At this point, the fix should be pretty obvious. Move all the strings that you need to move, then sort them. But how do we know which ones to sort?

Well here is the trick, obvious to some, not obvious to others: for every string on server B that is lower in value than the lowest string on server A, we can move that string from B to A, and at the same time move the lowest string from A to B.

Think of the keys as arrays on both servers. Set a pointer at the end of the array for the first server (ie: the highest key on the lowest server) and a pointer at the start of the array on the second server (ie: the lowest key on the highest server). As long as the key at the pointer on the first server is greater than the key at the pointer on the second server, we need to swap the keys.

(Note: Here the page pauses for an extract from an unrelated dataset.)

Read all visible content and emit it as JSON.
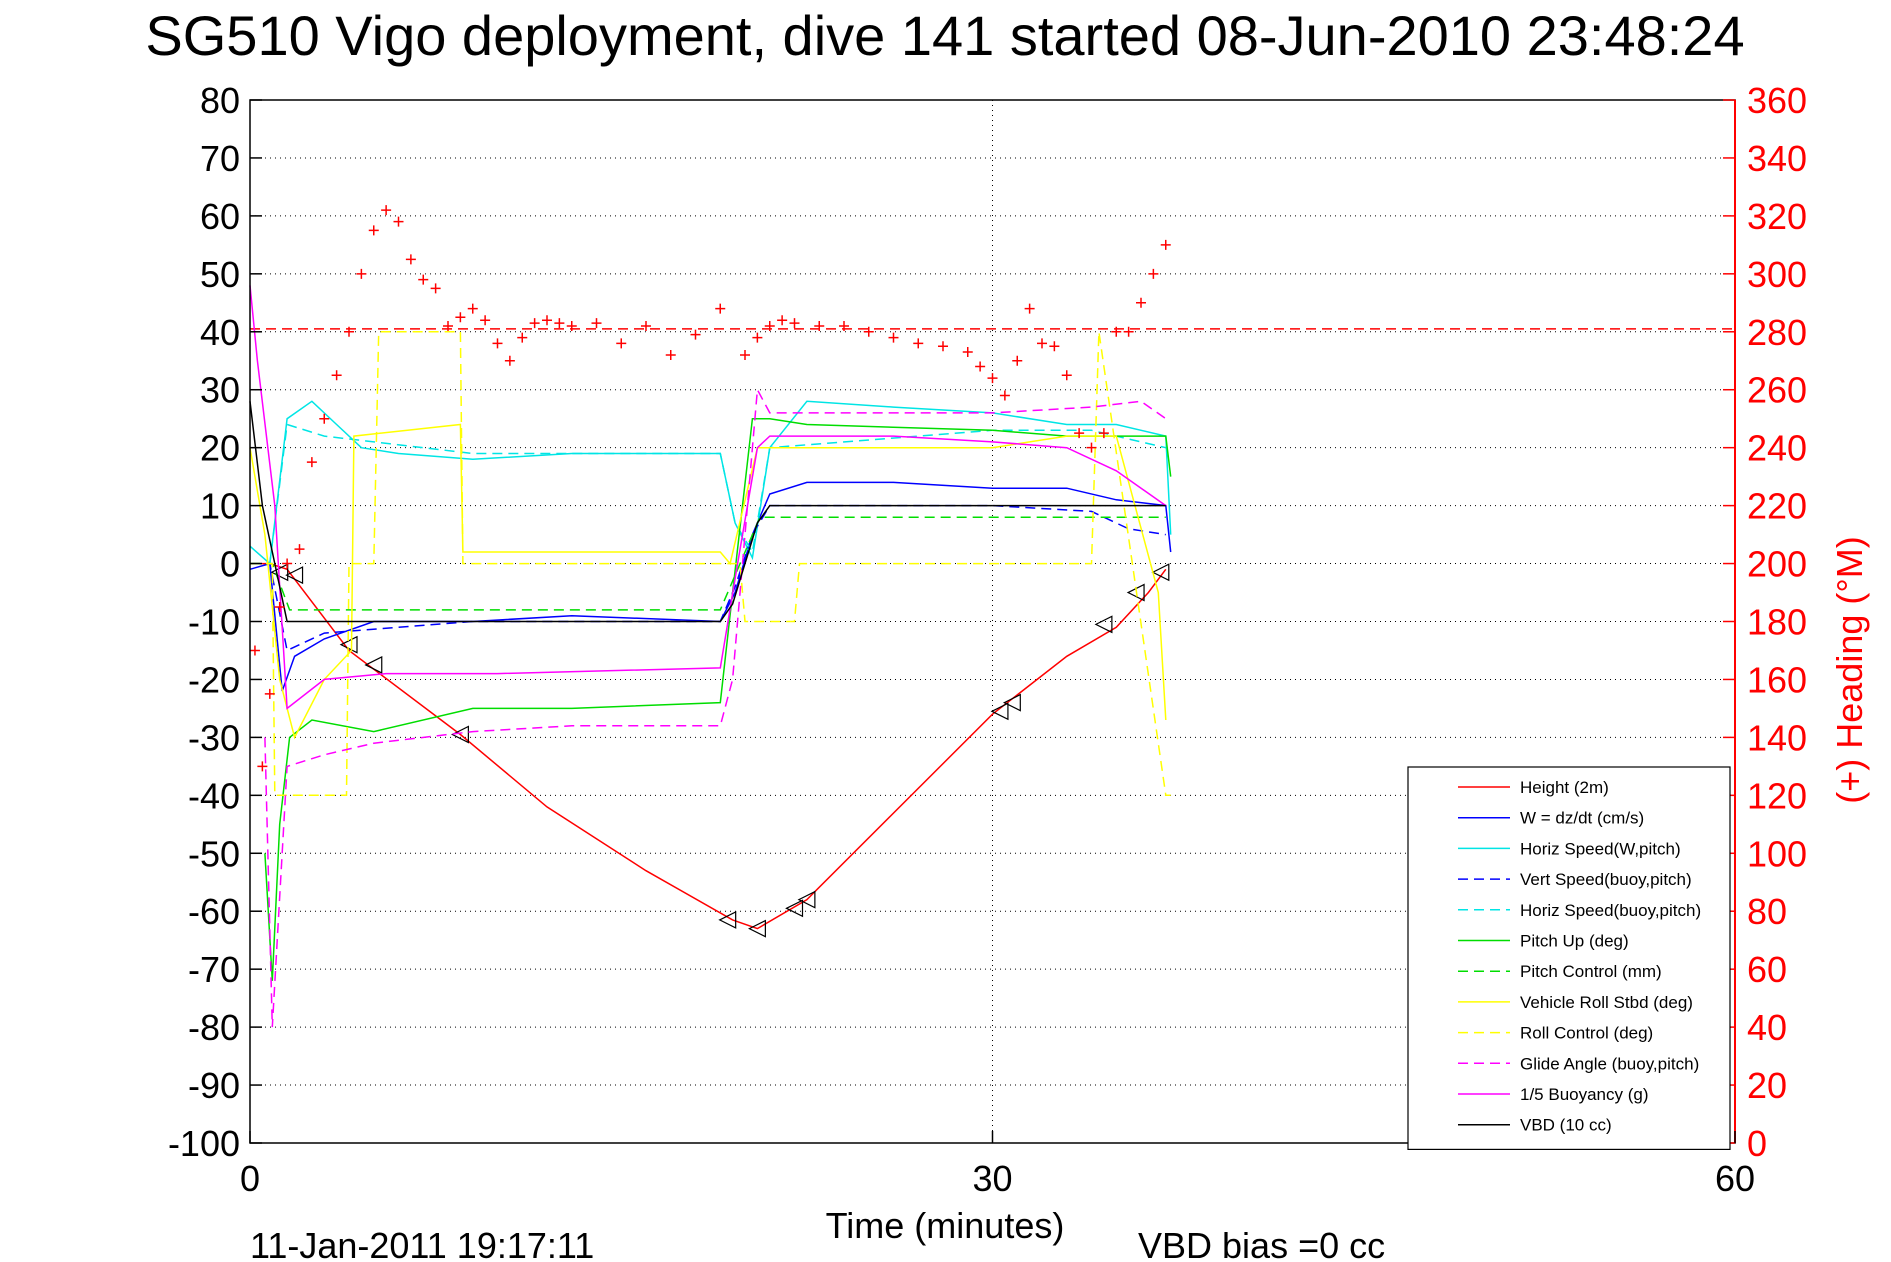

Here is a worst case example (with single letter keys for simplicity):

After each swap, we move the pointers (the first server's pointer moves left, the second server's pointer moves right) and again compare the keys under the pointers.

Again, as long as the key at the pointer on the first server is greater than the key at the pointer on the second server, we need to swap the keys.

When we're done, we'll again have an unsorted array of keys on each server, but we can guarantee that all the right keys will be on the right servers. From here we can just resort the servers again, and we'll be done.

Take home lesson:
1. Even though moving data around a datacenter takes a while (20 ms to send a couple k around a data center) moving data around in memory still costs some time: 1/2 a ns for L1 cache kits, 100 ns to hit main memory. Yes, orders of magnitude difference, but:
1. O(n^2) is almost always worse than O( n ln n) even when the operations described by n^2 are much, much faster.